IT is almost three years and a couple of local level governments (LLGs) are still reeling from the unprecedented impacts of the 7.5 magnitude earthquake that struck the central Highlands in February, 2018.
The epicenter of the earthquake was at Huya village near Mt Bosavi in Southern Highlands.
Extensive damages to infrastructure and environment and loss of lives have been recorded in Mt Bosavi, Kutubu and Mendi.
Perhaps, reports on the disaster have stormed both local and international media as it was one of the massive and extensive disasters ever recorded in Papua New Guinea’s modern-day history.
Despite the wider publicity and response, impacted communities in the Highlands have expressed dissatisfaction with the provincial disaster centre and the national disaster control centre for the slowness to effectively manage the disaster recovery efforts.

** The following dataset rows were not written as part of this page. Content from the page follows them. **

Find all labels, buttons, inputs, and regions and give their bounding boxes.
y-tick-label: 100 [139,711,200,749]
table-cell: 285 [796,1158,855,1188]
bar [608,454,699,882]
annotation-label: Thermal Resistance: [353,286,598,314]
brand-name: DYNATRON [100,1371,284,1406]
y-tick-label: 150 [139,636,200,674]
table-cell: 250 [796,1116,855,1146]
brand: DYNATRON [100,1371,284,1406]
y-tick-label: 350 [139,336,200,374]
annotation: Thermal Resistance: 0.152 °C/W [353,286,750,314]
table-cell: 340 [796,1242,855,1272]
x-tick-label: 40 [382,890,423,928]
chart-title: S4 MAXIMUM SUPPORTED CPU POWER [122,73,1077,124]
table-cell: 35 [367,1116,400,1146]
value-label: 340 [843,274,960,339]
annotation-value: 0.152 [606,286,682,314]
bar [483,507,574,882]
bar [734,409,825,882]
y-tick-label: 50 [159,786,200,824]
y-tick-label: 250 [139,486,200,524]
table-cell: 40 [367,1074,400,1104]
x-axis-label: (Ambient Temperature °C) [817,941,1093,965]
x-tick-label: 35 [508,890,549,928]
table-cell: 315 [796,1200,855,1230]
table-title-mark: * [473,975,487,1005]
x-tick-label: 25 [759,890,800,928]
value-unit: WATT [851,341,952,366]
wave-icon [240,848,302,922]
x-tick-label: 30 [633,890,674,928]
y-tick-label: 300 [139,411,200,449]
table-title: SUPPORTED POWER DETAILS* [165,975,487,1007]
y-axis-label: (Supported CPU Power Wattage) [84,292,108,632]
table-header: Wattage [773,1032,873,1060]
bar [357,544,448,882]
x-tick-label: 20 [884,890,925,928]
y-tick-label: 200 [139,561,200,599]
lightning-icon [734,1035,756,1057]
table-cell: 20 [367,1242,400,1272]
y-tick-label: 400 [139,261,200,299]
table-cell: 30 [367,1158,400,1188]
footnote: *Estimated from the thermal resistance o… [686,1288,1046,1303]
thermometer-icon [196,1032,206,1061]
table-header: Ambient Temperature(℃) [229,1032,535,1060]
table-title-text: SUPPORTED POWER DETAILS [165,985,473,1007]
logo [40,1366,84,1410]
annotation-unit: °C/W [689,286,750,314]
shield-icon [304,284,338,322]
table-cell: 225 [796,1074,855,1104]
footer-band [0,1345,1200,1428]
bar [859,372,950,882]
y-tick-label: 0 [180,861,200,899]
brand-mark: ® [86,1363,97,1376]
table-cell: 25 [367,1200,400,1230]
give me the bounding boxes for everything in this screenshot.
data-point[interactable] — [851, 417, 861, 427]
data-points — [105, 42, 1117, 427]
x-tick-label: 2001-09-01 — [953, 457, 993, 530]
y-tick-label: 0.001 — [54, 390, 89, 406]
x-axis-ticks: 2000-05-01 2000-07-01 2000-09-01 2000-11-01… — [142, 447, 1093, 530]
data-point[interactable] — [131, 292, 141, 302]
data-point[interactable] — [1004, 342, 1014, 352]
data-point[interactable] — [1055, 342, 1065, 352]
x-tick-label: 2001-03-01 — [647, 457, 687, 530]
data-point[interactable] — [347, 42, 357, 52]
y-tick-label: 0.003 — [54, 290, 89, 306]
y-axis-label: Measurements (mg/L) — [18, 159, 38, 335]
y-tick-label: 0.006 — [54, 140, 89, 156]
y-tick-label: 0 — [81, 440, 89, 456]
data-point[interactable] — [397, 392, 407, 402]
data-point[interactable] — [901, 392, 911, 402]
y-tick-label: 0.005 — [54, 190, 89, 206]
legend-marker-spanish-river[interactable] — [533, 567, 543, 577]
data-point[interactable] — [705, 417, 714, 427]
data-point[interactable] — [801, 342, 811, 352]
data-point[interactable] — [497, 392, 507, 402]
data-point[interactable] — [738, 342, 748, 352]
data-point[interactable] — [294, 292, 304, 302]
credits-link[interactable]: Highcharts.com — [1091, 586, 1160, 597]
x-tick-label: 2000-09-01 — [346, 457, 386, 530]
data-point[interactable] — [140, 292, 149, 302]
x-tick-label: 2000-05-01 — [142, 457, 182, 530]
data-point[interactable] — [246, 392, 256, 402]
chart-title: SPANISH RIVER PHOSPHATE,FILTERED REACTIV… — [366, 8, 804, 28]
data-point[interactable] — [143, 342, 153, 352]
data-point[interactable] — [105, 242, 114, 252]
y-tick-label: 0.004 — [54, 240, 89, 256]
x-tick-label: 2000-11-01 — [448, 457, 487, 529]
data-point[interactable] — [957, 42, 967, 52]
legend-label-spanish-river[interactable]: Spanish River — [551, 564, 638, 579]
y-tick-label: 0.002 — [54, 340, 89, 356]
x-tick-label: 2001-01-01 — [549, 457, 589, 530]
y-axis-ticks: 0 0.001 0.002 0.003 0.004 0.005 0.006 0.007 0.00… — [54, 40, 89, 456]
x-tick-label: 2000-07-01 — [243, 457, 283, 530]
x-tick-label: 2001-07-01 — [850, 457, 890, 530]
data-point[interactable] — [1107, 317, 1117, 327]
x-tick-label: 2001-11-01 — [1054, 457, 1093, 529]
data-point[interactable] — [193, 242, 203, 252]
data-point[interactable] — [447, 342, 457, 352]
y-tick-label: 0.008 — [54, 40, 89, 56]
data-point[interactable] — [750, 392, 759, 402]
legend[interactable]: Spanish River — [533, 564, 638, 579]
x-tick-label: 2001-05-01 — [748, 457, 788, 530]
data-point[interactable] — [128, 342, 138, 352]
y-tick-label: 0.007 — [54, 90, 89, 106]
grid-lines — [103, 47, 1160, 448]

The Southern Highlands government had made a commitment of K300,000 for Kutubu where extensive damages have been recorded which it failed to honour and this had crippled disaster recovery efforts.
The Kutubu LLG had formed a disaster response committee in the wake of the disaster to coordinate and manage the relief and recovery efforts in the LLG which was endorsed by the provincial disaster controller. Regardless of the lack of political support, the committee travelled the length and breadth of Kutubu LLG to gather assessment reports on the earthquake disaster and submitted to the provincial disaster centre and disaster controller’s office in Port Moresby for government intervention.
However, it took ages for the report’s approval from the provincial and Government before any intervention measure could be channelled to the impacted areas.
It was time-consuming and an expensive exercise, which the committee solely spearheaded for the benefit of the impacted communities and because of lack of political support, the committee went into hibernation.
Whether it was due to negligence, information gap or communication barrier, the provincial government still has the opportunity to honour its commitment and bring some closure to the affected communities as we prepare to enter the 2022 general election.
Failing to honour its commitment, the next thing we expect to see is serious development problems including lack of safe drinking water, increased gender inequality as women and children walk distance to fetch water, poor road conditions disrupting flow of goods and services into Kutubu LLG and the oil and liquefied natural gas (LNG) projects in Kutubu, Moran and Gobe.
I am frustrated by these problems because they reflect the lack of transparent and effective political representation and corruption crippling disaster recovery efforts and development in Kutubu, Southern Highlands and Papua New Guinea.
Sadly, the magnitude 7.5 earthquake will be recognised as one of the poorly managed disasters in the country’s history and I believe this trend might continue into the future unless the Government intervenes and fix our problems identified above.